By | September 25, 2021

His remains were formally returned to his family in a ceremony at Pearl Harbor, and a “send off Mass” was celebrated in Honolulu Sept. 23 ahead of his journey back to Kansas. 
Born April 20, 1916 in Pilsen, Kapaun grew up on a farm. He was ordained a priest of the Diocese of Wichita June 9, 1940, and began at the U.S. Army Chaplain School at Ft. Devins four years later. 
Kapaun was sent to serve troops overseas, and was promoted to Captain in January 1946. His first stint of active duty ended in July of that year, but he re-enlisted and returned to active duty in 1948 at Ft. Bliss. 

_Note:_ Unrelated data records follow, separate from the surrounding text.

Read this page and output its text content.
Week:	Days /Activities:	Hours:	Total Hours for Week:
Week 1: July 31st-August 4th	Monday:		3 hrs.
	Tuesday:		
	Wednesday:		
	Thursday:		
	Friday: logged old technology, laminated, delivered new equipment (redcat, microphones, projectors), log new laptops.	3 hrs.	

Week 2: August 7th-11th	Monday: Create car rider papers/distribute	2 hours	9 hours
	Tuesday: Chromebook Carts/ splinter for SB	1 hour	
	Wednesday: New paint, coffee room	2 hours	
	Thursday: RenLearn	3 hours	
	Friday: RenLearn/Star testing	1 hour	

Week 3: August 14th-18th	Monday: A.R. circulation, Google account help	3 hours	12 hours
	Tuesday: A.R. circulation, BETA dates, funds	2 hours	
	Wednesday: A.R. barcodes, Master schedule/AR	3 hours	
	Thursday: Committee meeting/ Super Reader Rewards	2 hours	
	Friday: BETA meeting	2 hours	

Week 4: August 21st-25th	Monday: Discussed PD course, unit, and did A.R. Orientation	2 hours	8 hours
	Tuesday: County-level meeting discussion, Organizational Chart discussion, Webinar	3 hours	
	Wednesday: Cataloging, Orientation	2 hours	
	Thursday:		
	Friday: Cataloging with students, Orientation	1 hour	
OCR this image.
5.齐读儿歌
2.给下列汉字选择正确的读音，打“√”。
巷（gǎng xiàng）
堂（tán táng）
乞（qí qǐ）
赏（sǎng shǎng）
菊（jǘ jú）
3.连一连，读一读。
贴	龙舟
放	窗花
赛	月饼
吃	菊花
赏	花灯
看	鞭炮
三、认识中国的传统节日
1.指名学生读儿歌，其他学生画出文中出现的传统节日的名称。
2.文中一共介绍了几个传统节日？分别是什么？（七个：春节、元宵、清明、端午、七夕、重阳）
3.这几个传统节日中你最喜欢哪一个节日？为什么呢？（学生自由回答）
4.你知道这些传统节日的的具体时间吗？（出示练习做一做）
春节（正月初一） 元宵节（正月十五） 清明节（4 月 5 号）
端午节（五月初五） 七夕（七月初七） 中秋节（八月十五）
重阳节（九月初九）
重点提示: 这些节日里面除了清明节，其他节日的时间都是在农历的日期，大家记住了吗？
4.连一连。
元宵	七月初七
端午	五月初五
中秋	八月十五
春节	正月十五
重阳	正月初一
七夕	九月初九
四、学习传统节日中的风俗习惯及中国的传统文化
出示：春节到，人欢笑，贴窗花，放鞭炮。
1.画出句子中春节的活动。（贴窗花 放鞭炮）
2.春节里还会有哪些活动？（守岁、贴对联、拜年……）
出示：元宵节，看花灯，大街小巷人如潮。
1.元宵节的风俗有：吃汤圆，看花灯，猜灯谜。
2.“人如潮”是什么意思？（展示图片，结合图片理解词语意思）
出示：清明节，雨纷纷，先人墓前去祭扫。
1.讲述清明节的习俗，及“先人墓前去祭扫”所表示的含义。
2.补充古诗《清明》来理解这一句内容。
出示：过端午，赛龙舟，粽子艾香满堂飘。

In January 1950, Kapaun was sent to Japan as a chaplain in the 8th Cavalry Regiment, 1st Cavalry Division. In July 1950, they were sent to Korea. While in Korea, Kapaun regularly celebrated Mass, sometimes in the battlefield on the hood of a Jeep as a makeshift altar, and brought the sacraments to the troops. He was known for praying with troops in the foxholes and for his heroism in tending to injured troops–both his own and the enemy. 
After a series of near-death experiences, including when his pipe was shot out of his mouth by a sniper and when his Mass kit and Jeep were destroyed, Kapaun took to carrying the Blessed Sacrament, confession stole, holy oils, and a Mass kit on his person. 
He was awarded the Bronze Star for rescuing a wounded soldier despite heavy enemy fire. Kapaun was reportedly embarrassed and angered that news of his heroism was printed in newspapers back in Kansas.  Kapaun and other soldiers were captured by communists in November 1950 during the Battle of Unsan. He and others were forced to march more than 60 miles to a prison camp in Pyoktong, North Korea. While in the camp, Kapaun would regularly steal food for his fellow prisoners, and managed to tend to their spiritual needs despite a prohibition on prayer. On Easter 1951, Kapaun celebrated Mass for his fellow prisoners in secret.